平穏な日々
それから、数ヶ月の日々が過ぎていた。
この国の冬に当たるのであろう、寒い時期が一度だけ過ぎ、俺たちも3人で送る共同生活に、かなり馴染んできている。しかし、俺が普段過ごしている場所は、借りた家の前にある近くの小さな小屋で(俺の元いた世界のちょっと大きめぐらいの公園にある、住所不特定の人達が住む『段ボールハウス』程度の大きさだ)。
何故、この国やスメラギ神国を救った英雄であるこの俺が、そんな所で過ごしているのかというと、一緒に生活していたアーリエやプロヴダの事を、チラチラチラチラと盗み見ていたのがバレたせいだった。プロヴダから強制的に、彼女が作ったこの小屋に普段は住むようにと通達された。食事時などになれば、自分たちの家の中に入ってきてもいいと言われている。

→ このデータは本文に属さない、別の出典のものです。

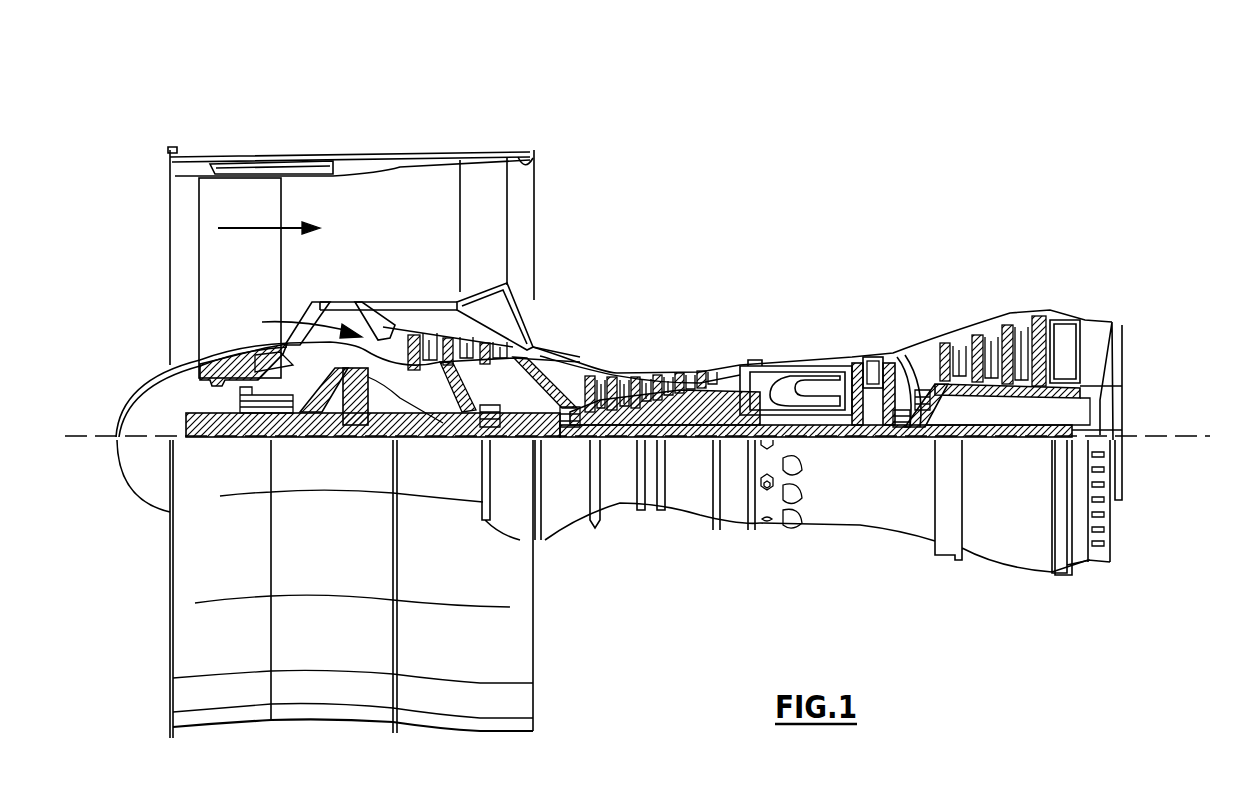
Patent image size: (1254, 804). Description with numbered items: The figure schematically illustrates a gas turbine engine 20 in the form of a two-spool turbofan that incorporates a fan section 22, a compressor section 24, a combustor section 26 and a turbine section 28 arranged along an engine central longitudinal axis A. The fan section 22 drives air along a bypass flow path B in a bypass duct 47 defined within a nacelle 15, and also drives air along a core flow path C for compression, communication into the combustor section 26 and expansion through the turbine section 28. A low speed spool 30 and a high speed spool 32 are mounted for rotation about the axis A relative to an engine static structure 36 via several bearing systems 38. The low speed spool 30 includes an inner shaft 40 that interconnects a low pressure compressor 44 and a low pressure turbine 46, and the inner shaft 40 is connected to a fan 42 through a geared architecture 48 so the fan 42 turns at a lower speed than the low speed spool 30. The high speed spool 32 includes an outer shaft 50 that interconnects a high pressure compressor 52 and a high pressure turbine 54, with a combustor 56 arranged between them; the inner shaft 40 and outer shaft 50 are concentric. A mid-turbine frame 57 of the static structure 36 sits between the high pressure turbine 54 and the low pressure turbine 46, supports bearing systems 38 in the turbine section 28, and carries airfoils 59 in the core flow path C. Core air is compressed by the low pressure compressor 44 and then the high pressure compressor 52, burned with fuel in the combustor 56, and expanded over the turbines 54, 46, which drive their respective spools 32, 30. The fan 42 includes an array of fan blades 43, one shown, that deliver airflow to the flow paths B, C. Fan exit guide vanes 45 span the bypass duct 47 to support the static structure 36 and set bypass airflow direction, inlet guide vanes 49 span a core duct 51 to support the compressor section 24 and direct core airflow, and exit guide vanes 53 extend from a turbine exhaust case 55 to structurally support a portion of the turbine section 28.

The nacelle 15 is at (353, 155).
The gas turbine engine 20 is at (654, 279).
The fan section 22 is at (282, 140).
The compressor section 24 is at (592, 335).
The combustor section 26 is at (806, 320).
The turbine section 28 is at (960, 290).
The low speed spool 30 is at (690, 455).
The high speed spool 32 is at (740, 395).
The engine static structure 36 is at (732, 538).
The bearing systems 38 is at (495, 438).
The inner shaft 40 is at (555, 445).
The fan 42 is at (258, 284).
The fan blades 43 is at (197, 293).
The low pressure compressor 44 is at (455, 328).
The fan exit guide vanes 45 is at (510, 210).
The low pressure turbine 46 is at (995, 340).
The bypass duct 47 is at (536, 160).
The geared architecture 48 is at (350, 438).
The inlet guide vanes 49 is at (302, 300).
The outer shaft 50 is at (820, 440).
The core duct 51 is at (358, 317).
The high pressure compressor 52 is at (662, 408).
The exit guide vanes 53 is at (1103, 348).
The high pressure turbine 54 is at (873, 358).
The turbine exhaust case 55 is at (1092, 562).
The combustor 56 is at (808, 380).
The mid-turbine frame 57 is at (922, 342).
The airfoils 59 is at (948, 398).
The engine central longitudinal axis A is at (1208, 436).
The bypass flow path B is at (252, 226).
The core flow path C is at (348, 408).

以前、アーリエが出店した店の様子だが、繁盛しているとは、とても言い難い。王都でも有名人であるはずのアーリエが出している店なのだが、例の爆発事故のせいで、評判が悪くなってしまっているらしい。場所が風俗街の近くあるので、一般のお客さんが入いりにくいという理由もあった。だが、それでも店には売れ筋と呼べるような商品もあって、アーリエが調合した『強壮剤』がそれに当たっている。風俗街の店に通う常連の客達がよく購入していくらしい。しかし、アーリエの調合した強壮剤は、飲むとたまに頭に血が上りすぎて、ブッ倒れてしまうという副作用もある様だった。
プロヴダは普段「身体が訛る」と言って、体力が必要そうなアルバイトを日々こなしていた。
俺はする事かないので、たまに剣の素振りや読み書きの勉強。それか日がな一日ボ~ッと過ごしてみたり、アーリエの店に行ってはたまにお手伝いなどをしているだけだった。